Bupropion can limit the increase of TNF-alpha, reducing the inflammatory response and injury due to Ischemia- Reperfusion (I/R) on tissues such as the bowel. Our objective was to evaluate bupropion as a preconditioning agent for ischemic acute kidney injury.
Experiments were performed on female Wistar rats. Bupropion groups received 25 mg/kg 60 min before the maneuver. As a first step, 30 rats with a right nephrectomy were divided into 6 groups (n=5): sham 24, sham 48, bupropion 24, bupropion 48, ischemia-reperfusion 24 and ischemia-reperfusion 48. After 60 min of ischemia (except sham groups) 24 or 48 h of reperfusion was allowed. During a second step, 30 rats, with both kidneys conserved, were divided into 6 groups (n=5): sham 3, sham 72, bupropion 3, bupropion 72, ischemia-reperfusion 3, and ischemia-reperfusion 72 (IR72). Ischemia in these groups (except sham groups) was performed for 60 min only on the left kidney, and 3 or 72 h of reperfusion were allowed. Serum and histologic evaluations were done.

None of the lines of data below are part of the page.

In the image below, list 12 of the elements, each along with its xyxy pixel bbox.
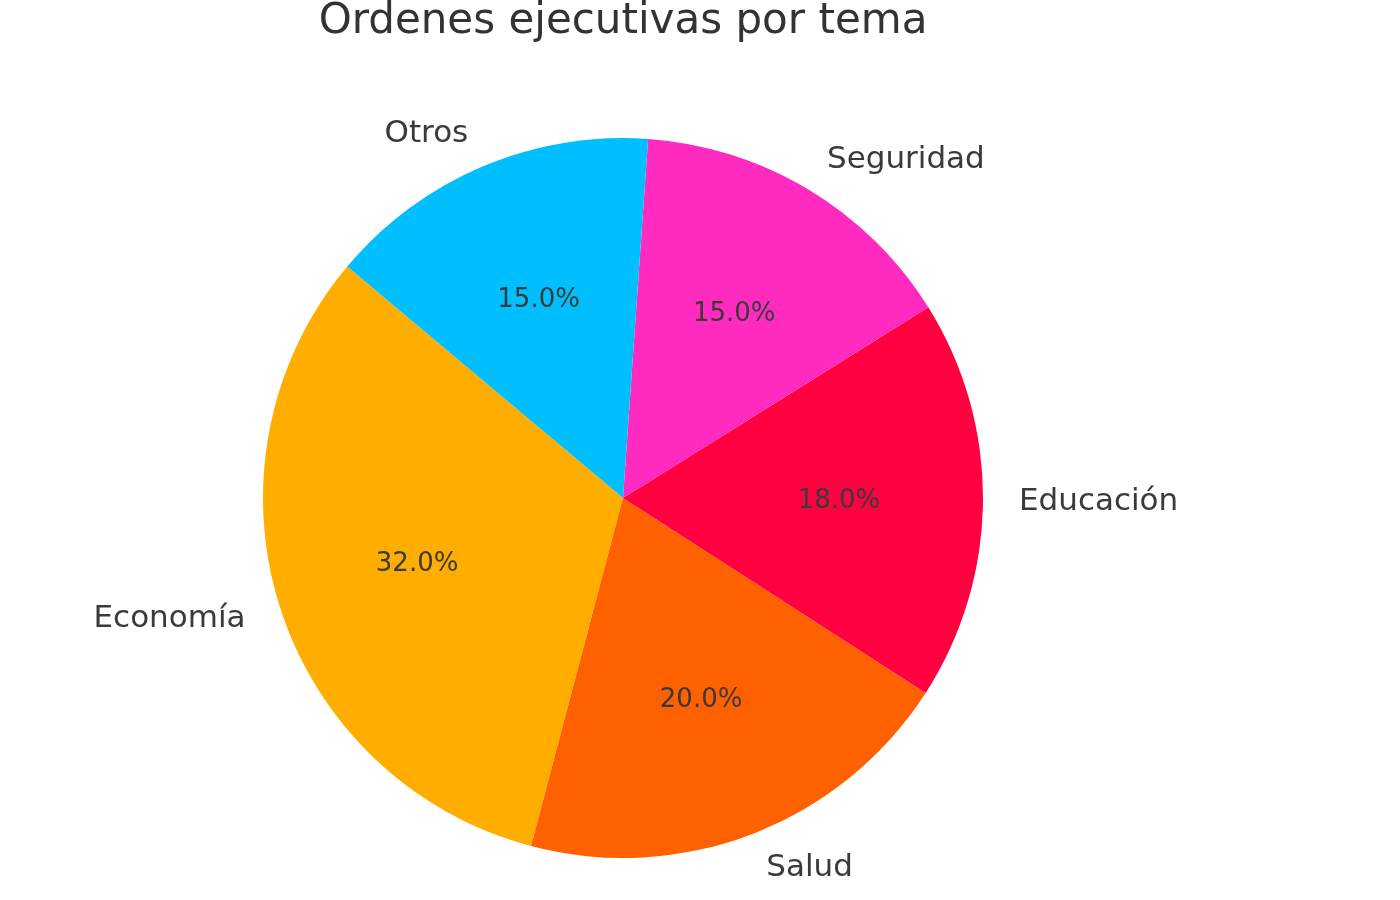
data-label: 15.0% (497, 283, 580, 314)
chart-title: Ordenes ejecutivas por tema (318, 0, 928, 43)
slice-label: Seguridad (826, 138, 985, 175)
slice-label: Salud (766, 847, 853, 884)
pie-slice (263, 266, 623, 847)
slice-label: Otros (384, 113, 469, 150)
slice-label: Educación (1018, 480, 1179, 517)
data-label: 18.0% (797, 483, 881, 514)
data-label: 15.0% (692, 296, 776, 327)
slice-label: Economía (93, 597, 246, 634)
data-label: 20.0% (659, 683, 743, 714)
data-label: 32.0% (375, 547, 459, 578)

After 48 h of reperfusion, all mono-renal rats that received bupropion died. Bupropion cannot avoid histological damage nor does it impact creatinine clearance, BUN, TNF-α or KIM-1 serum levels secondary to I/R. In conclusion: The pharmacologic preconditioning with Bupropion cannot improve the AKI evolution in rats with renal ischemiareperfusion injury.